Pouco depois de escrever a parte acima, percebi que estava entrando na sequência final de missões. O nível recomendado para esta parte em guias online era acima de 45. Estava no nível 27. Pensei em desistir, mas ainda queria jogar. Então saí andando a esmo. Explorando o mundo, fazendo sidequests. Arrisco dizer que tendo a experiência que a Capcom pretendia. Encontrei a Esfinge, lutei contra a Medusa, fiz um monte de coisa, mais até do que fiz quando seguia a história. Quando estava pronto para abandonar, cheguei ao nível 45 e resolvi ir até o fim. Fiz o final ruim e voltei para fazer o final real.

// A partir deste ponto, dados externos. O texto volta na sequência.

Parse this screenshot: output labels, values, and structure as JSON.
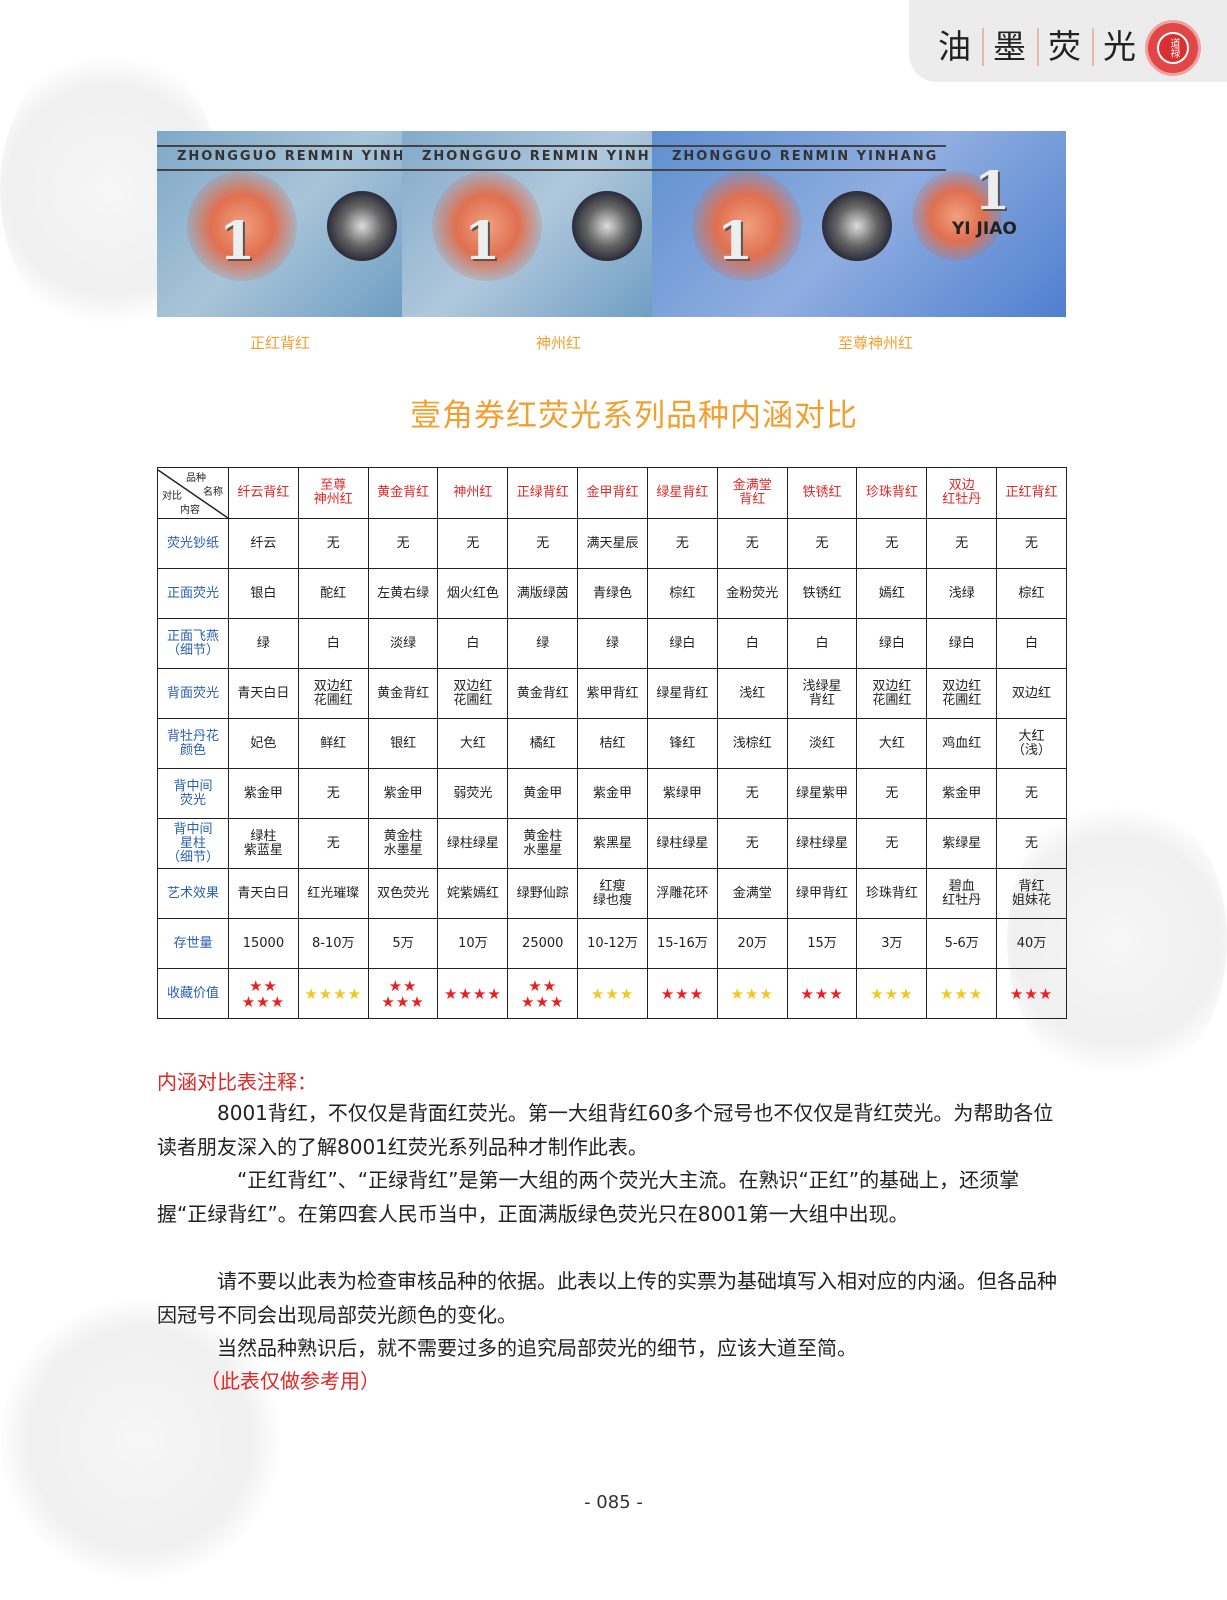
{
  "header": {
    "title_chars": [
      "油",
      "墨",
      "荧",
      "光"
    ],
    "seal_text": "道禄"
  },
  "banknotes": [
    {
      "band_text": "ZHONGGUO RENMIN YINH",
      "caption": "正红背红"
    },
    {
      "band_text": "ZHONGGUO RENMIN YINH",
      "caption": "神州红"
    },
    {
      "band_text": "ZHONGGUO RENMIN YINHANG",
      "caption": "至尊神州红",
      "denomination_text": "YI JIAO"
    }
  ],
  "page_title": "壹角券红荧光系列品种内涵对比",
  "table": {
    "corner": {
      "top": "品种",
      "right": "名称",
      "left": "对比",
      "bottom": "内容"
    },
    "columns": [
      "纤云背红",
      "至尊\n神州红",
      "黄金背红",
      "神州红",
      "正绿背红",
      "金甲背红",
      "绿星背红",
      "金满堂\n背红",
      "铁锈红",
      "珍珠背红",
      "双边\n红牡丹",
      "正红背红"
    ],
    "rows": [
      {
        "label": "荧光钞纸",
        "values": [
          "纤云",
          "无",
          "无",
          "无",
          "无",
          "满天星辰",
          "无",
          "无",
          "无",
          "无",
          "无",
          "无"
        ]
      },
      {
        "label": "正面荧光",
        "values": [
          "银白",
          "酡红",
          "左黄右绿",
          "烟火红色",
          "满版绿茵",
          "青绿色",
          "棕红",
          "金粉荧光",
          "铁锈红",
          "嫣红",
          "浅绿",
          "棕红"
        ]
      },
      {
        "label": "正面飞燕\n（细节）",
        "values": [
          "绿",
          "白",
          "淡绿",
          "白",
          "绿",
          "绿",
          "绿白",
          "白",
          "白",
          "绿白",
          "绿白",
          "白"
        ]
      },
      {
        "label": "背面荧光",
        "values": [
          "青天白日",
          "双边红\n花圃红",
          "黄金背红",
          "双边红\n花圃红",
          "黄金背红",
          "紫甲背红",
          "绿星背红",
          "浅红",
          "浅绿星\n背红",
          "双边红\n花圃红",
          "双边红\n花圃红",
          "双边红"
        ]
      },
      {
        "label": "背牡丹花\n颜色",
        "values": [
          "妃色",
          "鲜红",
          "银红",
          "大红",
          "橘红",
          "桔红",
          "锋红",
          "浅棕红",
          "淡红",
          "大红",
          "鸡血红",
          "大红\n（浅）"
        ]
      },
      {
        "label": "背中间\n荧光",
        "values": [
          "紫金甲",
          "无",
          "紫金甲",
          "弱荧光",
          "黄金甲",
          "紫金甲",
          "紫绿甲",
          "无",
          "绿星紫甲",
          "无",
          "紫金甲",
          "无"
        ]
      },
      {
        "label": "背中间\n星柱\n（细节）",
        "values": [
          "绿柱\n紫蓝星",
          "无",
          "黄金柱\n水墨星",
          "绿柱绿星",
          "黄金柱\n水墨星",
          "紫黑星",
          "绿柱绿星",
          "无",
          "绿柱绿星",
          "无",
          "紫绿星",
          "无"
        ]
      },
      {
        "label": "艺术效果",
        "values": [
          "青天白日",
          "红光璀璨",
          "双色荧光",
          "姹紫嫣红",
          "绿野仙踪",
          "红瘦\n绿也瘦",
          "浮雕花环",
          "金满堂",
          "绿甲背红",
          "珍珠背红",
          "碧血\n红牡丹",
          "背红\n姐妹花"
        ]
      },
      {
        "label": "存世量",
        "values": [
          "15000",
          "8-10万",
          "5万",
          "10万",
          "25000",
          "10-12万",
          "15-16万",
          "20万",
          "15万",
          "3万",
          "5-6万",
          "40万"
        ]
      }
    ],
    "rating_label": "收藏价值",
    "ratings": [
      {
        "stars": 5,
        "color": "#e82020"
      },
      {
        "stars": 4,
        "color": "#f0c820"
      },
      {
        "stars": 5,
        "color": "#e82020"
      },
      {
        "stars": 4,
        "color": "#e82020"
      },
      {
        "stars": 5,
        "color": "#e82020"
      },
      {
        "stars": 3,
        "color": "#f0c820"
      },
      {
        "stars": 3,
        "color": "#e82020"
      },
      {
        "stars": 3,
        "color": "#f0c820"
      },
      {
        "stars": 3,
        "color": "#e82020"
      },
      {
        "stars": 3,
        "color": "#f0c820"
      },
      {
        "stars": 3,
        "color": "#f0c820"
      },
      {
        "stars": 3,
        "color": "#e82020"
      }
    ]
  },
  "notes": {
    "title": "内涵对比表注释：",
    "paragraphs": [
      "　　　8001背红，不仅仅是背面红荧光。第一大组背红60多个冠号也不仅仅是背红荧光。为帮助各位读者朋友深入的了解8001红荧光系列品种才制作此表。",
      "　　　　“正红背红”、“正绿背红”是第一大组的两个荧光大主流。在熟识“正红”的基础上，还须掌握“正绿背红”。在第四套人民币当中，正面满版绿色荧光只在8001第一大组中出现。",
      "　　　请不要以此表为检查审核品种的依据。此表以上传的实票为基础填写入相对应的内涵。但各品种因冠号不同会出现局部荧光颜色的变化。",
      "　　　当然品种熟识后，就不需要过多的追究局部荧光的细节，应该大道至简。"
    ],
    "reference": "（此表仅做参考用）"
  },
  "page_number": "- 085 -"
}
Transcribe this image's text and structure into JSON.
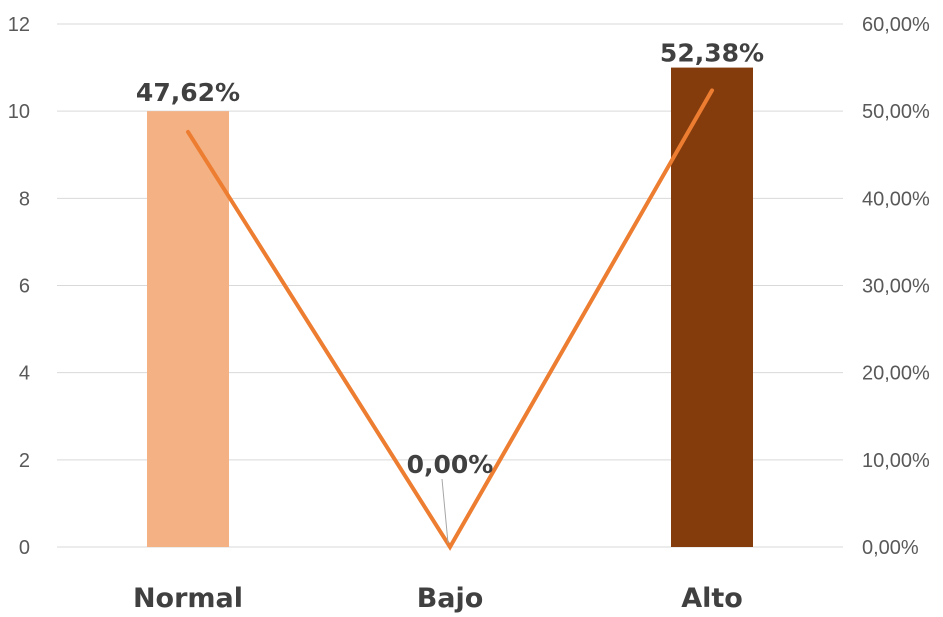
{
  "chart_data": {
    "type": "bar",
    "categories": [
      "Normal",
      "Bajo",
      "Alto"
    ],
    "series": [
      {
        "type": "bar",
        "axis": "left",
        "values": [
          10,
          0,
          11
        ],
        "colors": [
          "#f4b183",
          "#f4b183",
          "#843c0c"
        ]
      },
      {
        "type": "line",
        "axis": "right",
        "values": [
          47.62,
          0.0,
          52.38
        ],
        "data_labels": [
          "47,62%",
          "0,00%",
          "52,38%"
        ],
        "color": "#ed7d31"
      }
    ],
    "left_axis": {
      "ylim": [
        0,
        12
      ],
      "ticks": [
        0,
        2,
        4,
        6,
        8,
        10,
        12
      ],
      "tick_labels": [
        "0",
        "2",
        "4",
        "6",
        "8",
        "10",
        "12"
      ]
    },
    "right_axis": {
      "ylim": [
        0,
        60
      ],
      "ticks": [
        0,
        10,
        20,
        30,
        40,
        50,
        60
      ],
      "tick_labels": [
        "0,00%",
        "10,00%",
        "20,00%",
        "30,00%",
        "40,00%",
        "50,00%",
        "60,00%"
      ]
    },
    "grid": true,
    "legend": "none"
  }
}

Esta corrida para o final real foi mais chatinha, com chefes muito difíceis e uma sidequest obrigatória que exigia que eu pegasse um peixe sendo que não existia mais água no mundo. Sim, o jogo quebrou. Eu fiz o final real, mas não consegui salvar os elfos porque não tinha feito esta sidequest do peixe antes do fim do mundo. Mas consegui terminar, e isso me surpreendeu bastante, especialmente considerando minhas diferenças ideológicas com ele.

O que posso dizer é que, APESAR DE TUDO, gostei de Dragon’s Dogma 2. É um relacionamento abusivo que você sabe de antemão que vai ser abusivo, e que só deve ser encarado por aqueles que achem o abuso gostoso. Eu normalmente não acho. Porém, no conjunto da obra, diria que tive, sim, uma boa experiência. Uma que não quero ter de novo, mas uma vez pelo menos foi interessante.